Ad-hoc Development

Ad-hoc is a Latin phrase which means more or less. It is used to refer to a code which is temporary and written for a specific purpose only. For example the code written while learning a programming language is ad-hoc and it’s just for practice purpose. In ad-hoc development a software application’s model is developed which is very basic. There is constant evolution of the model as work progresses. When we are not following any particular methodology while developing an application we are actually into ad-hoc development.


This type of development is suitable for small projects where multiple modules have to integrate with each other to solve a problem. Ad-hoc development has two stages.

Build: The code is developed and passed on to the next phase.

Fix: The developed code is tested and bugs are fixed. Also the code is modified to suit the user’s requirements.


1) Requires less experience to execute. Hence fresh programmers can be hired.

2) Suitable for small projects

3) Requires less project planning


1) No real method is available to track the progress, quality and risks.

2) There is a lot of rework to suit the client’s need which increases the cost.
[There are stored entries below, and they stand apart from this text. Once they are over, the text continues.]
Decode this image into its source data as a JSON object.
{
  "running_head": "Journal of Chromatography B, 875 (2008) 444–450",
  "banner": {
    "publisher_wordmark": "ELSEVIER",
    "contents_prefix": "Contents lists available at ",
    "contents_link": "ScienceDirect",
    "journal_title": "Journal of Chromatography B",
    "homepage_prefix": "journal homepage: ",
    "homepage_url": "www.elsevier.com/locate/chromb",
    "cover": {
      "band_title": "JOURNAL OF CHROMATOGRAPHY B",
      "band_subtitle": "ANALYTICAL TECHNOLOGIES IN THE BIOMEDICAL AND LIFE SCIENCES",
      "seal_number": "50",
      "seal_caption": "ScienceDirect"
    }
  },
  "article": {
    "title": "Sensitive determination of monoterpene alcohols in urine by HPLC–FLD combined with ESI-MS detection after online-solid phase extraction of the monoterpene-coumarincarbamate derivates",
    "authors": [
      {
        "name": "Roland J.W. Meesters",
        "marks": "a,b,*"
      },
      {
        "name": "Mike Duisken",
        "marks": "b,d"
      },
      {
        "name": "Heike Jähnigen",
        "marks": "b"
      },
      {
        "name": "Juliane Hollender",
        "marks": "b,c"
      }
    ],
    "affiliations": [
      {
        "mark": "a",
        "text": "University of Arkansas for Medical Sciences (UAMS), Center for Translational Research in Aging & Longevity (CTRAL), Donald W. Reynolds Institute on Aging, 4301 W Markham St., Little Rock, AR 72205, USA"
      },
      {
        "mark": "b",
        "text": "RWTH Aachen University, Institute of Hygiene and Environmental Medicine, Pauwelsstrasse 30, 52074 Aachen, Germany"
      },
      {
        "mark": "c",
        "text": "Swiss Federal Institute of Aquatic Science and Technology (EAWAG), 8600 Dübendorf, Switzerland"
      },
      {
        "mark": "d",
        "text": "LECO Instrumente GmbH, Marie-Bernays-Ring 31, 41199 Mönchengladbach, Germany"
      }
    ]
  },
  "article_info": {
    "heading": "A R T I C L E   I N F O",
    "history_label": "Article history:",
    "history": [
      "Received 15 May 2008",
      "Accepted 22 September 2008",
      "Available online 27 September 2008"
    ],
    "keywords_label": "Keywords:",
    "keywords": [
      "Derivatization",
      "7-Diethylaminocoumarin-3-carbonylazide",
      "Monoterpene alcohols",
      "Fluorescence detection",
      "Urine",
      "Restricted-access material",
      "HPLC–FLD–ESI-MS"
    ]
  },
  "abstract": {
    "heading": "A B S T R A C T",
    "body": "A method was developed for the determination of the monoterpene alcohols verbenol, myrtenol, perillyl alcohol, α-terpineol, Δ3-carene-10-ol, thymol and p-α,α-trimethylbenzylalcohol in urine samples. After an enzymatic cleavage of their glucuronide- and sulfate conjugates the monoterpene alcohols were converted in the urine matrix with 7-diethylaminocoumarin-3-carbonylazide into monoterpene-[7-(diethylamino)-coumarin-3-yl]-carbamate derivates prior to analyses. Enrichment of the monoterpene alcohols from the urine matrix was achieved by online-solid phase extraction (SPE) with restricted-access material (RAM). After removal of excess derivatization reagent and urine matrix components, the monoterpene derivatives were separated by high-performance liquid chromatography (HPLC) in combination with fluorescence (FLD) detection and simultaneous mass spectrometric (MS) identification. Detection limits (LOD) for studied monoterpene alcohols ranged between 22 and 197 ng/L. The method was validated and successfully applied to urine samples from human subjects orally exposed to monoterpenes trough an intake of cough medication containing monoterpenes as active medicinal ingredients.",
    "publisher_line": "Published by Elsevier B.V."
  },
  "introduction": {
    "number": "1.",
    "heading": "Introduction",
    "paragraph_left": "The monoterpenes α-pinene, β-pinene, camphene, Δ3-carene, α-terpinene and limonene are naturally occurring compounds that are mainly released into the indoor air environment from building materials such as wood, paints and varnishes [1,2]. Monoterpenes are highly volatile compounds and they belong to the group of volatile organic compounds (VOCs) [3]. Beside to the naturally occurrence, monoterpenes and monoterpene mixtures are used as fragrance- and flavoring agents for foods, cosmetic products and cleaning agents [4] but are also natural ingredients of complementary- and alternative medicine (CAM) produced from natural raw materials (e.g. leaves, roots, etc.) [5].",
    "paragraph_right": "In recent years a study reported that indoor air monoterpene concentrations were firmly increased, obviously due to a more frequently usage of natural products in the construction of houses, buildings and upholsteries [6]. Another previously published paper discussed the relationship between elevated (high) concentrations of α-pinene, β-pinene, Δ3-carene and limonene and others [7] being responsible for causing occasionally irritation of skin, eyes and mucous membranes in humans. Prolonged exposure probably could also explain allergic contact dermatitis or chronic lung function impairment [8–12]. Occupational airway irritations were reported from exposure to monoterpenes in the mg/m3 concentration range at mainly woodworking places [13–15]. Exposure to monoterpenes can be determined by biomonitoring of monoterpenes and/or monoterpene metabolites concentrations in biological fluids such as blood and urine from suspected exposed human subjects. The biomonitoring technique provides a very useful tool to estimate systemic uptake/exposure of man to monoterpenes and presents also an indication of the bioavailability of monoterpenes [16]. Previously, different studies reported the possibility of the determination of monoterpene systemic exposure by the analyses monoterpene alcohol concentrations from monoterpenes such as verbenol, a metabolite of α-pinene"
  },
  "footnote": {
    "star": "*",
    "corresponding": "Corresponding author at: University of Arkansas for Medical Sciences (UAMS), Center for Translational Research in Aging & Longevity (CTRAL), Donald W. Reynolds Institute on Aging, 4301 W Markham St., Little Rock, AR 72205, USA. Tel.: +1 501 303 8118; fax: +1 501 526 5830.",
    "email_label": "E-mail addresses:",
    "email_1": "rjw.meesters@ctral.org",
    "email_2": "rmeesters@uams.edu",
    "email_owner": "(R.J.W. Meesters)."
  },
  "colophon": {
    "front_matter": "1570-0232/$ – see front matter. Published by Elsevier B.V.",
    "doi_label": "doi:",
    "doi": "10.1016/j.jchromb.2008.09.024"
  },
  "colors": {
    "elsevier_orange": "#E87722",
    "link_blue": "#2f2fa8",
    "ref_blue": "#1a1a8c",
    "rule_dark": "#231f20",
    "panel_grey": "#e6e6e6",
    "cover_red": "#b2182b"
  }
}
3) The design is informal as there is no planned procedure.

4) Maintenance of such projects is problematic.

Even in smaller organizations, some software projects produce excellent results. When such projects succeed, it is because of the heroic efforts of a dedicated team, rather than through repeating the best practices with a mature software process. In the absence of a software process, results depend entirely on having the same team available for the next project. Depending only on a specific team is not productive in the long run for the organization.

To conclude we can say that depending on the project size, budget, resources and deadlines a decision can be made by the management on the type of development methodology to be used.